According to an internal memo sent last week by the United States Secretary of State Hilary Clinton, all American diplomats will be offered equal protections and benefits for same-sex partners. A copy of the memo, addressed by Clinton to an association of gay and lesbian Foreign Service employees, read in part that “like all families, our Foreign Service families come in different configurations; all are part of the common fabric of our post communities abroad.”
The California Day of Decision is this Tuesday, the State Supreme Court releasing its ruling on legal challenges to Proposition 8 and to the validity of eighteen-thousand same-sex marriage performed between June, 2008, and November 4th, 2008, when the ballot measure amendment – Prop 8 – took effect. There are a number of predicted responses to the ruling, including a calling by several religious groups asking their members to engage in acts of civil disobedience if the Court strikes down Proposition 8, like blocking access to the Supreme Court’s headquarters in San Francisco.

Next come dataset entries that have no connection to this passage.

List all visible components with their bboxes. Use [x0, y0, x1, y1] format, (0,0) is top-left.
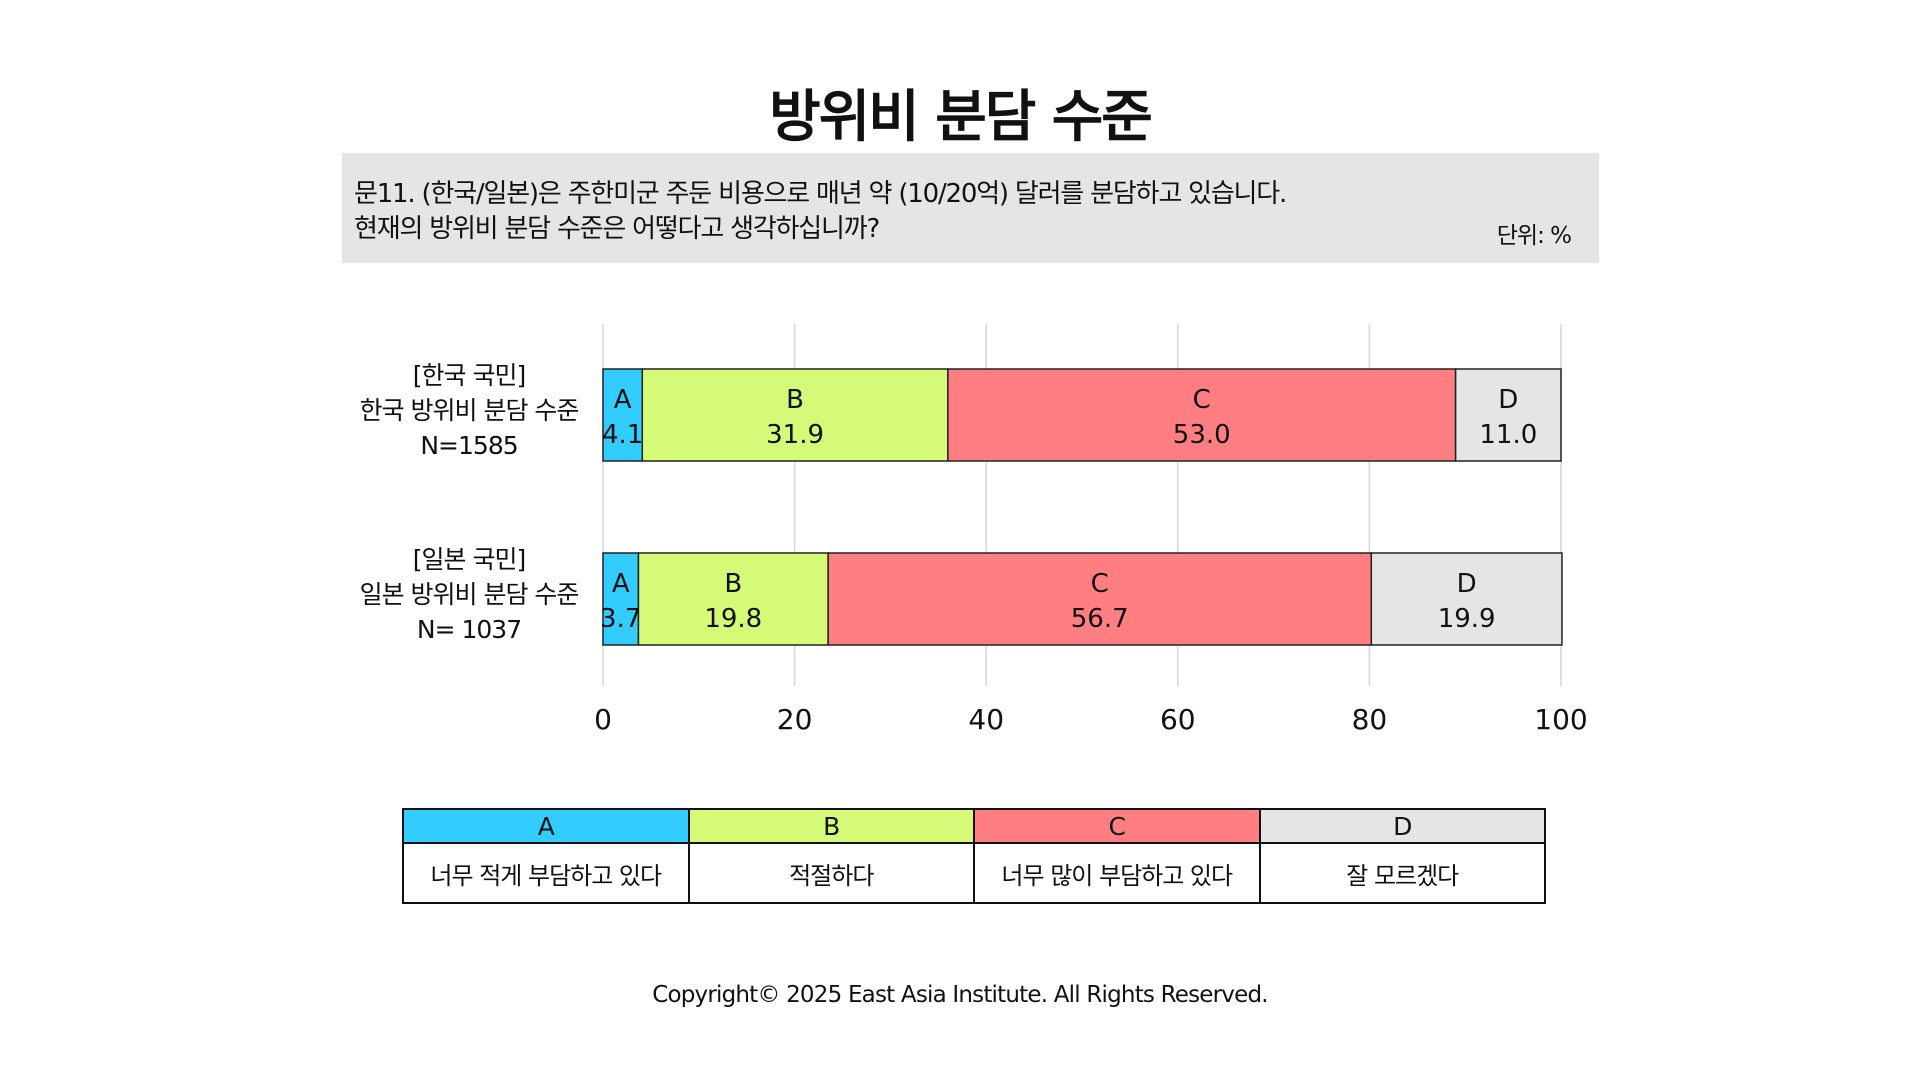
- bar-segment-a-0: [602, 368, 644, 462]
- chart-title: 방위비 분담 수준: [769, 85, 1153, 150]
- bar-key-label-a-0: A: [614, 385, 632, 415]
- unit-label: 단위: %: [1496, 223, 1572, 249]
- bar-key-label-a-1: A: [612, 569, 630, 599]
- stacked-bar-chart: 0 20 40 60 80 100 [한국 국민] 한국 방위비 분담 수준 N=1585 A 4.…: [360, 324, 1588, 736]
- legend-label-a: 너무 적게 부담하고 있다: [402, 842, 690, 904]
- bar-value-label-a-0: 4.1: [602, 420, 643, 450]
- x-tick-label-80: 80: [1352, 703, 1388, 736]
- bar-value-label-d-0: 11.0: [1479, 420, 1537, 450]
- bar-key-label-d-1: D: [1457, 569, 1477, 599]
- bar-key-label-c-0: C: [1193, 385, 1211, 415]
- question-box: 문11. (한국/일본)은 주한미군 주둔 비용으로 매년 약 (10/20억)…: [342, 153, 1599, 263]
- category-label-1-line-0: [일본 국민]: [413, 545, 525, 574]
- legend-key-d: D: [1258, 808, 1546, 844]
- bar-key-label-b-1: B: [724, 569, 742, 599]
- category-label-0-line-0: [한국 국민]: [413, 361, 525, 390]
- bar-key-label-c-1: C: [1091, 569, 1109, 599]
- question-line-1: 문11. (한국/일본)은 주한미군 주둔 비용으로 매년 약 (10/20억)…: [354, 179, 1287, 209]
- bar-value-label-b-0: 31.9: [766, 420, 824, 450]
- category-label-0-line-2: N=1585: [420, 431, 517, 460]
- bar-segment-c-1: [827, 552, 1373, 646]
- legend-label-d: 잘 모르겠다: [1258, 842, 1546, 904]
- x-tick-label-60: 60: [1160, 703, 1196, 736]
- bar-segment-d-0: [1454, 368, 1562, 462]
- bar-value-label-c-0: 53.0: [1173, 420, 1231, 450]
- bar-value-label-a-1: 3.7: [600, 604, 641, 634]
- x-tick-label-20: 20: [777, 703, 813, 736]
- legend-label-b: 적절하다: [687, 842, 975, 904]
- bar-segment-c-0: [947, 368, 1457, 462]
- bar-segment-d-1: [1370, 552, 1563, 646]
- legend-key-a: A: [402, 808, 690, 844]
- category-label-0-line-1: 한국 방위비 분담 수준: [360, 396, 579, 425]
- bar-segment-a-1: [602, 552, 640, 646]
- legend-label-c: 너무 많이 부담하고 있다: [973, 842, 1261, 904]
- legend-key-b: B: [687, 808, 975, 844]
- bar-value-label-b-1: 19.8: [704, 604, 762, 634]
- bar-value-label-d-1: 19.9: [1438, 604, 1496, 634]
- category-label-1-line-1: 일본 방위비 분담 수준: [360, 580, 579, 609]
- x-tick-label-40: 40: [968, 703, 1004, 736]
- copyright-text: Copyright© 2025 East Asia Institute. All…: [652, 982, 1268, 1008]
- legend-key-c: C: [973, 808, 1261, 844]
- bar-segment-b-1: [637, 552, 829, 646]
- bar-key-label-b-0: B: [786, 385, 804, 415]
- question-line-2: 현재의 방위비 분담 수준은 어떻다고 생각하십니까?: [354, 214, 880, 244]
- legend-table: A B C D 너무 적게 부담하고 있다 적절하다 너무 많이 부담하고 있다…: [402, 808, 1546, 904]
- x-tick-label-0: 0: [594, 703, 612, 736]
- category-label-1-line-2: N= 1037: [417, 615, 521, 644]
- x-tick-label-100: 100: [1534, 703, 1587, 736]
- bar-value-label-c-1: 56.7: [1071, 604, 1129, 634]
- bar-key-label-d-0: D: [1498, 385, 1518, 415]
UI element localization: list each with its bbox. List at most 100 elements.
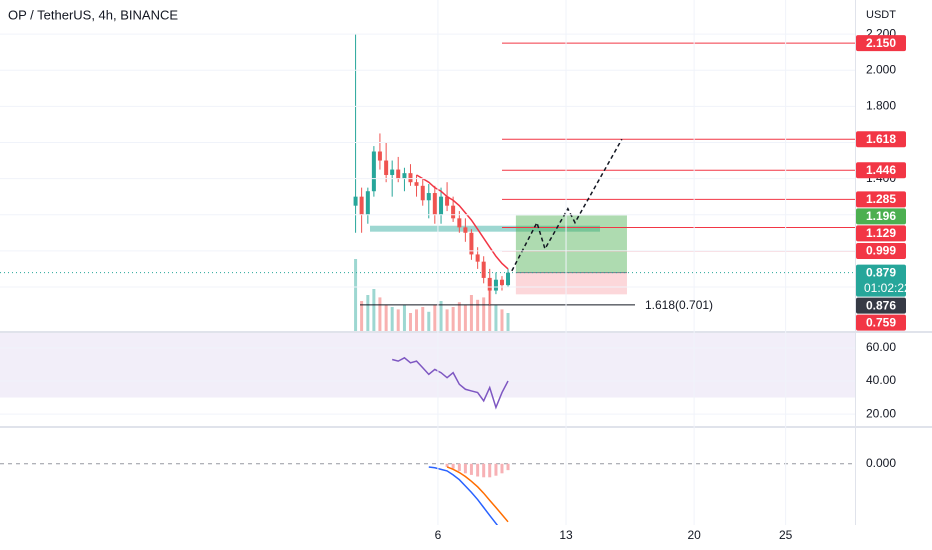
candle-body — [487, 277, 492, 291]
rsi-pane — [0, 333, 855, 415]
macd-hist — [451, 463, 455, 469]
macd-line — [428, 466, 499, 525]
macd-pane — [0, 463, 855, 525]
price-label: 1.285 — [866, 192, 896, 206]
price-label-box — [856, 225, 906, 242]
x-tick-label: 25 — [779, 528, 793, 542]
macd-hist — [482, 463, 486, 478]
volume-bar — [488, 289, 492, 331]
candle-body — [365, 191, 370, 215]
fib-label: 1.618(0.701) — [645, 298, 713, 312]
candle-body — [420, 185, 425, 201]
y-tick-label: 2.000 — [866, 62, 896, 76]
candle-body — [371, 151, 376, 192]
x-tick-label: 13 — [559, 528, 573, 542]
price-label: 1.196 — [866, 209, 896, 223]
candle-body — [432, 193, 437, 215]
volume-bar — [500, 309, 504, 331]
macd-hist — [494, 463, 498, 476]
price-label: 2.150 — [866, 36, 896, 50]
volume-bar — [476, 299, 480, 331]
x-tick-label: 6 — [435, 528, 442, 542]
candle-body — [445, 196, 450, 206]
candle-body — [439, 196, 444, 215]
macd-hist — [506, 463, 510, 471]
candle-body — [499, 279, 504, 286]
candle-body — [402, 173, 407, 179]
pane-separator — [0, 426, 932, 428]
title-bg — [0, 4, 200, 26]
macd-hist — [445, 463, 449, 467]
price-label-box — [856, 162, 906, 179]
support-zone — [370, 225, 600, 232]
currency: USDT — [866, 9, 896, 21]
volume-bar — [378, 297, 382, 331]
price-label-box — [856, 35, 906, 52]
price-label: 0.876 — [866, 298, 896, 312]
candle-body — [469, 232, 474, 255]
volume-bar — [469, 295, 473, 331]
price-label-box — [856, 191, 906, 208]
volume-bar — [439, 301, 443, 331]
candle-body — [408, 173, 413, 183]
volume-bar — [427, 311, 431, 331]
volume-bar — [360, 301, 364, 331]
projection-path — [511, 138, 623, 272]
candle-body — [493, 279, 498, 291]
y-tick-label: 40.00 — [866, 373, 896, 387]
volume-bar — [390, 307, 394, 331]
macd-hist — [457, 463, 461, 471]
candle-body — [451, 205, 456, 219]
price-pane — [0, 34, 855, 331]
volume-bar — [421, 307, 425, 331]
price-label: 1.618 — [866, 132, 896, 146]
candle-body — [414, 182, 419, 186]
volume-bar — [396, 309, 400, 331]
y-tick-label: 0.000 — [866, 456, 896, 470]
price-label: 1.446 — [866, 163, 896, 177]
volume-bar — [457, 302, 461, 331]
candle-body — [481, 261, 486, 278]
price-label-box — [856, 314, 906, 331]
price-label-box — [856, 297, 906, 314]
volume-bar — [506, 313, 510, 331]
price-label-box — [856, 243, 906, 260]
price-label: 0.999 — [866, 244, 896, 258]
chart-title: OP / TetherUS, 4h, BINANCE — [8, 7, 178, 22]
moving-average — [416, 174, 509, 270]
candle-body — [463, 227, 468, 233]
macd-hist — [463, 463, 467, 474]
loss-zone — [515, 272, 627, 295]
y-tick-label: 20.00 — [866, 406, 896, 420]
macd-hist — [469, 463, 473, 475]
price-label-box — [856, 131, 906, 148]
signal-line — [446, 466, 509, 523]
price-label: 0.759 — [866, 315, 896, 329]
candle-body — [475, 254, 480, 262]
macd-hist — [476, 463, 480, 477]
rsi-line — [391, 356, 509, 410]
x-tick-label: 20 — [687, 528, 701, 542]
volume-bar — [408, 313, 412, 331]
volume-bar — [463, 304, 467, 331]
candle-body — [359, 196, 364, 215]
y-tick-label: 1.800 — [866, 99, 896, 113]
axis-border — [855, 0, 856, 525]
volume-bar — [354, 259, 358, 331]
candle-body — [390, 169, 395, 175]
candle-body — [384, 160, 389, 175]
y-tick-label: 60.00 — [866, 340, 896, 354]
candle-body — [506, 272, 511, 286]
volume-bar — [366, 295, 370, 331]
candle-body — [457, 218, 462, 228]
candle-body — [377, 151, 382, 161]
volume-bar — [384, 304, 388, 331]
macd-hist — [488, 463, 492, 478]
macd-hist — [500, 463, 504, 474]
plot: 61320252.2002.0001.8001.6001.4001.2001.0… — [0, 0, 911, 543]
volume-bar — [433, 304, 437, 331]
countdown: 01:02:22 — [864, 281, 911, 295]
price-label-box — [856, 264, 906, 297]
volume-bar — [494, 304, 498, 331]
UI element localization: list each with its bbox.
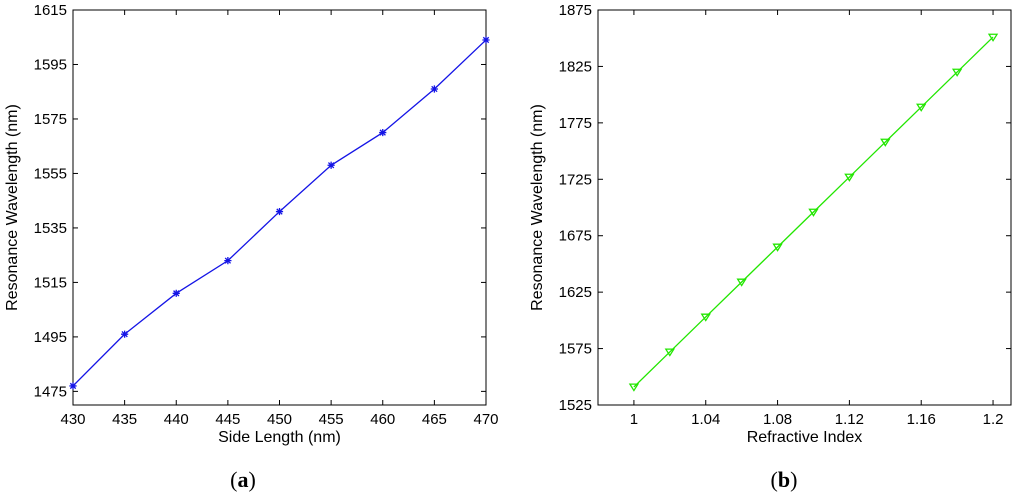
data-point-marker [121, 330, 129, 338]
x-tick-label: 455 [319, 411, 344, 428]
x-axis-label: Side Length (nm) [218, 429, 341, 446]
data-point-marker [951, 68, 963, 77]
data-point-marker [844, 173, 855, 182]
chart-panel-b: 1 1.04 1.08 1.12 1.16 1.2 1525 1575 1625 1675 1725… [529, 2, 1012, 492]
data-point-marker [628, 383, 640, 392]
y-tick-label: 1575 [34, 111, 67, 128]
series-line [633, 36, 994, 388]
data-point-marker [482, 36, 490, 44]
x-tick-label: 450 [267, 411, 292, 428]
y-tick-label: 1675 [559, 228, 592, 245]
x-tick-label: 445 [215, 411, 240, 428]
data-point-marker [700, 313, 711, 322]
y-tick-label: 1535 [34, 220, 67, 237]
x-tick-label: 440 [164, 411, 189, 428]
y-tick-label: 1515 [34, 274, 67, 291]
data-point-marker [172, 289, 180, 297]
y-tick-label: 1525 [559, 397, 592, 414]
y-axis-label: Resonance Wavelength (nm) [4, 104, 21, 311]
data-point-marker [224, 257, 232, 265]
chart-panel-a: 430 435 440 445 450 455 460 465 470 1475 1495 1515 1… [4, 2, 499, 492]
x-tick-label: 1.08 [763, 411, 792, 428]
plot-area-frame [597, 9, 1012, 406]
data-point-marker [327, 161, 335, 169]
y-tick-label: 1725 [559, 171, 592, 188]
x-axis-label: Refractive Index [747, 429, 863, 446]
x-tick-label: 1.04 [691, 411, 720, 428]
x-tick-label: 1.2 [983, 411, 1004, 428]
data-point-marker [275, 207, 284, 216]
x-tick-label: 1.12 [835, 411, 864, 428]
panel-caption: (a) [230, 467, 256, 492]
y-tick-label: 1775 [559, 115, 592, 132]
data-point-marker [808, 208, 819, 217]
y-tick-label: 1575 [559, 341, 592, 358]
y-tick-label: 1875 [559, 2, 592, 19]
x-tick-label: 430 [60, 411, 85, 428]
x-tick-label: 460 [370, 411, 395, 428]
y-tick-label: 1475 [34, 383, 67, 400]
y-tick-label: 1495 [34, 329, 67, 346]
y-tick-label: 1625 [559, 284, 592, 301]
plot-area-frame [72, 9, 487, 406]
x-tick-label: 1.16 [907, 411, 936, 428]
data-point-marker [379, 128, 387, 137]
data-point-marker [664, 348, 675, 357]
data-point-marker [916, 103, 927, 112]
panel-caption: (b) [771, 467, 798, 492]
data-point-marker [987, 33, 999, 42]
data-point-marker [430, 85, 438, 93]
y-tick-label: 1615 [34, 2, 67, 19]
y-axis-label: Resonance Wavelength (nm) [529, 104, 546, 311]
data-point-marker [69, 382, 77, 390]
data-point-marker [736, 278, 747, 287]
x-tick-label: 435 [112, 411, 137, 428]
x-tick-label: 470 [473, 411, 498, 428]
data-point-marker [880, 138, 891, 147]
y-tick-label: 1595 [34, 56, 67, 73]
x-tick-label: 465 [422, 411, 447, 428]
x-tick-label: 1 [630, 411, 638, 428]
y-tick-label: 1555 [34, 165, 67, 182]
data-point-marker [772, 243, 783, 252]
y-tick-label: 1825 [559, 58, 592, 75]
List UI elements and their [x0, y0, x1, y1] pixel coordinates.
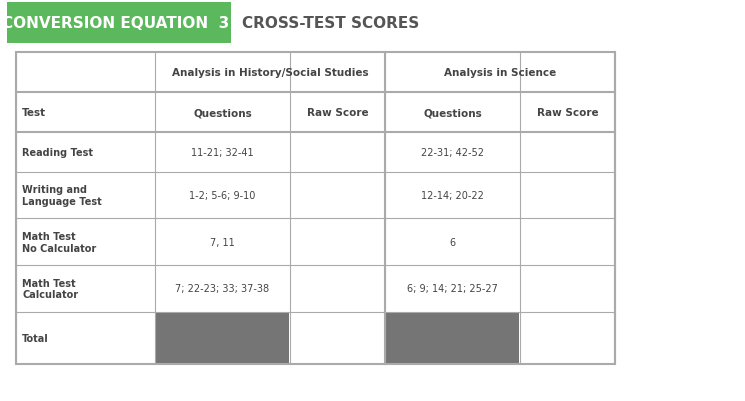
- Text: Test: Test: [22, 108, 46, 118]
- Text: Math Test
No Calculator: Math Test No Calculator: [22, 231, 96, 253]
- Text: Total: Total: [22, 333, 49, 343]
- Text: Math Test
Calculator: Math Test Calculator: [22, 278, 78, 300]
- Text: Raw Score: Raw Score: [307, 108, 368, 118]
- Text: 22-31; 42-52: 22-31; 42-52: [421, 148, 484, 158]
- Text: 6; 9; 14; 21; 25-27: 6; 9; 14; 21; 25-27: [407, 284, 498, 294]
- Text: Raw Score: Raw Score: [536, 108, 598, 118]
- Text: Analysis in Science: Analysis in Science: [444, 68, 556, 78]
- Text: 1-2; 5-6; 9-10: 1-2; 5-6; 9-10: [189, 190, 256, 200]
- Text: Analysis in History/Social Studies: Analysis in History/Social Studies: [171, 68, 368, 78]
- Text: Questions: Questions: [193, 108, 252, 118]
- Text: 12-14; 20-22: 12-14; 20-22: [421, 190, 484, 200]
- Bar: [16, 53, 615, 364]
- Bar: [386, 312, 519, 364]
- Text: 7; 22-23; 33; 37-38: 7; 22-23; 33; 37-38: [175, 284, 270, 294]
- Text: Questions: Questions: [423, 108, 482, 118]
- Text: 7, 11: 7, 11: [210, 237, 235, 247]
- FancyBboxPatch shape: [7, 3, 231, 44]
- Bar: [156, 312, 289, 364]
- Text: 11-21; 32-41: 11-21; 32-41: [191, 148, 254, 158]
- Text: CONVERSION EQUATION  3: CONVERSION EQUATION 3: [1, 16, 229, 30]
- Text: 6: 6: [449, 237, 455, 247]
- Text: Writing and
Language Test: Writing and Language Test: [22, 185, 102, 207]
- Text: CROSS-TEST SCORES: CROSS-TEST SCORES: [242, 16, 419, 30]
- Text: Reading Test: Reading Test: [22, 148, 93, 158]
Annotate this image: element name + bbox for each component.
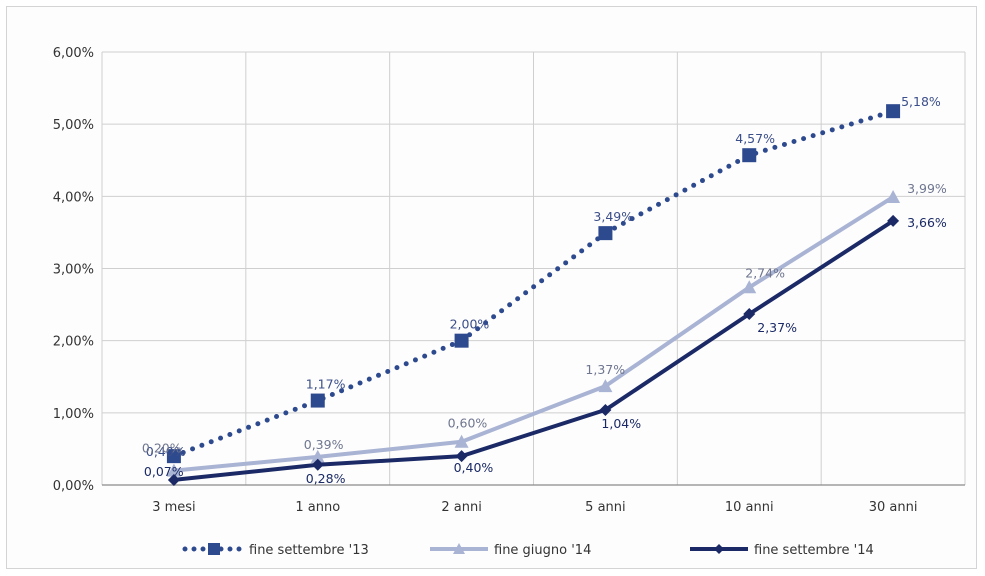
series-line	[173, 195, 895, 473]
legend-marker	[714, 544, 724, 554]
legend-label: fine settembre '14	[754, 543, 874, 558]
data-label: 0,39%	[304, 437, 344, 452]
legend-label: fine settembre '13	[249, 543, 369, 558]
series-point	[887, 214, 900, 227]
series-point	[310, 393, 325, 408]
series-point	[742, 280, 757, 294]
data-label: 0,28%	[306, 471, 346, 486]
y-tick-label: 6,00%	[53, 46, 94, 61]
data-label: 0,20%	[142, 441, 182, 456]
series-3: 0,07% 0,28% 0,40% 1,04% 2,37% 3,66%	[144, 214, 947, 486]
data-label: 2,74%	[745, 265, 785, 280]
series-line	[173, 219, 895, 482]
legend-marker	[453, 543, 465, 554]
series-point	[167, 473, 180, 486]
series-1: 0,40% 1,17% 2,00% 3,49% 4,57% 5,18%	[146, 94, 941, 464]
series-point	[454, 434, 469, 448]
data-label: 0,40%	[146, 444, 186, 459]
data-label: 0,40%	[454, 460, 494, 475]
y-tick-label: 5,00%	[53, 118, 94, 133]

Regardless of the outcome, the battle over gay marriage is far from over in the state, whose once thought progressive ballot amendment measures act almost guarantees an endless back and
forth.
Saturday, the Church of Scotland voted to uphold a decision to install an openly gay minister, the first gay minister to serve in the Church’s history. The Reverend Scott Rennie, a thirty-seven year old divorced father of one, told the BBC that he was “personally hurt” by the uproar that greeted the initial decision and by the conflict that accompanied the debate, that was, typically, decidedly un-Christian in tone and topic.